The Dunlap tapping plate was a tablet like apparatus that had an attached stylus. It was used in order to measure the number of taps made, the pressure exerted by the participant on the plate, as well as the grip strength exerted. All of these aided researchers in their ability to investigate the participants ability to be efficient at the task at hand.

Finally, there was the Dunlap chair for vestibular research, which was a chair that was attached to a rotating device that allowed the researchers to easily rotate a person while they are sitting down. This chair became particularly helpful for his research with the Army in WWI, where he used this chair to measure vestibular activity in the soldiers’ brains after experiencing war events.

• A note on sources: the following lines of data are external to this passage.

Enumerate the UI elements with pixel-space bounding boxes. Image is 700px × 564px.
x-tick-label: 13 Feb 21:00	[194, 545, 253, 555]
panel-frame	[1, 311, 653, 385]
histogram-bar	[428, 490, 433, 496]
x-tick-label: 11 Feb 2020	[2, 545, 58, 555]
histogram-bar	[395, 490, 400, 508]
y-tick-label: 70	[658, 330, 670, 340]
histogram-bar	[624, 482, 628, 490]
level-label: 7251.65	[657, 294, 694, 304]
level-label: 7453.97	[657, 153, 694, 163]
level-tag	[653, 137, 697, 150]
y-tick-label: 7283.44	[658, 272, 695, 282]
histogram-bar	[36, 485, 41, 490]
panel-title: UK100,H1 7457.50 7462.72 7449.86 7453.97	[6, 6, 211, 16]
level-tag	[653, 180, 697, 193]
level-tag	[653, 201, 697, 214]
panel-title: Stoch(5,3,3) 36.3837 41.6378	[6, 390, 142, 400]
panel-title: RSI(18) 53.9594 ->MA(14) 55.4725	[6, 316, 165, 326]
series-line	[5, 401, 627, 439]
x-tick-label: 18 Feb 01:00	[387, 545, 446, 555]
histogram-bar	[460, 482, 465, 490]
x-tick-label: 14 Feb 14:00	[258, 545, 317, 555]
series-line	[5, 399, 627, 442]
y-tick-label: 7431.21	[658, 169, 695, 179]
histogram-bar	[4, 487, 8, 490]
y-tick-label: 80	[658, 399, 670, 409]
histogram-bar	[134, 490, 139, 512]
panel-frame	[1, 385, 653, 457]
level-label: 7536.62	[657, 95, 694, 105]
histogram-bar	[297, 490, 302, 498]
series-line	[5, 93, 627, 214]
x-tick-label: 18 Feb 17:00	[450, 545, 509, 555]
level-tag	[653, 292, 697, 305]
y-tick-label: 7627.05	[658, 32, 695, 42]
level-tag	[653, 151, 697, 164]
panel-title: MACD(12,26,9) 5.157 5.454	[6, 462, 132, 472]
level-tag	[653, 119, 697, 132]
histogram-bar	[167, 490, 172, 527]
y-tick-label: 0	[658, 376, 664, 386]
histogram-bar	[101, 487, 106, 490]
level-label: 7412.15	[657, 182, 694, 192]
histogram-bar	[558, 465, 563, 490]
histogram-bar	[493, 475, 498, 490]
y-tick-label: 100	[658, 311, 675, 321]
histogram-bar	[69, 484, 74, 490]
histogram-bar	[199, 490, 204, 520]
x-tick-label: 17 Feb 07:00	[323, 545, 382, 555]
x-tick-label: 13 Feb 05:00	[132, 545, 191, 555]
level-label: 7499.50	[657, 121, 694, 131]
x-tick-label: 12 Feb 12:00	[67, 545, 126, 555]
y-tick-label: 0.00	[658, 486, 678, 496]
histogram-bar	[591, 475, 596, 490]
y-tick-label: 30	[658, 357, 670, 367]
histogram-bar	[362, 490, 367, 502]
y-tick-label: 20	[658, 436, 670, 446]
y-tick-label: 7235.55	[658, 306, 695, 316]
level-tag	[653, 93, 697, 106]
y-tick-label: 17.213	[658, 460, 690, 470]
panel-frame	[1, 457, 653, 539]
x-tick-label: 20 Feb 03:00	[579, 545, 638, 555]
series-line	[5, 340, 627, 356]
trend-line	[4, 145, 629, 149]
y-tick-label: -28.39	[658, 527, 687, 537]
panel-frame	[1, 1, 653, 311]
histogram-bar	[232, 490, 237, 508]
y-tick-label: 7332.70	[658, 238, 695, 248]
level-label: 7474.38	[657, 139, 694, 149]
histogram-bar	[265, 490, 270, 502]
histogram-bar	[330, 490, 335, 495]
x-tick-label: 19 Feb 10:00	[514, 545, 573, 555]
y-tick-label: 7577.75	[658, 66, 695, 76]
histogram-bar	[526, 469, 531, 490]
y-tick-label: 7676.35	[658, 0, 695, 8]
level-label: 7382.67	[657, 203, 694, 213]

== Association with John Watson ==
Knight Dunlap met John Watson during his time at UCLA and they continued to work together at Johns Hopkins University. They quickly became associates in the field of behavioral psychology and worked on many projects and experiments together. In fact, most of Dunlap's views were “tweaked” by Watson in order to seem more rational to other psychologists. Watson investigated Dunlap's The Case of Introspection (1912). John Watson initially had a strong view on imagery, which Dunlap had skepticism about, leading Watson to drop his own views of imagery, and focus more of his studies on behaviorism. However, their views on behaviorism differed slightly. John Watson was a heavy promoter for radical behaviorism, but Dunlap criticized this theory and proposed his own “response psychology”. In their memoirs and journals both Dunlap and Watson wrote about how their works had a reciprocal impact on each other. Each of the psychologists shaped the views on modern behaviorism, and were very interested in changing the ideas of introspection and instinct proposed by Freud. Unfortunately, though, Watson's name is more renowned and he has overshadowed the work of his colleague, Dunlap. The name Knight Dunlap is not as well known in the field of behaviorism, and he partially blames himself as seen in his journals. Dunlap states that his “lack of boldness” made him “unnoteworthy” compared to his colleague.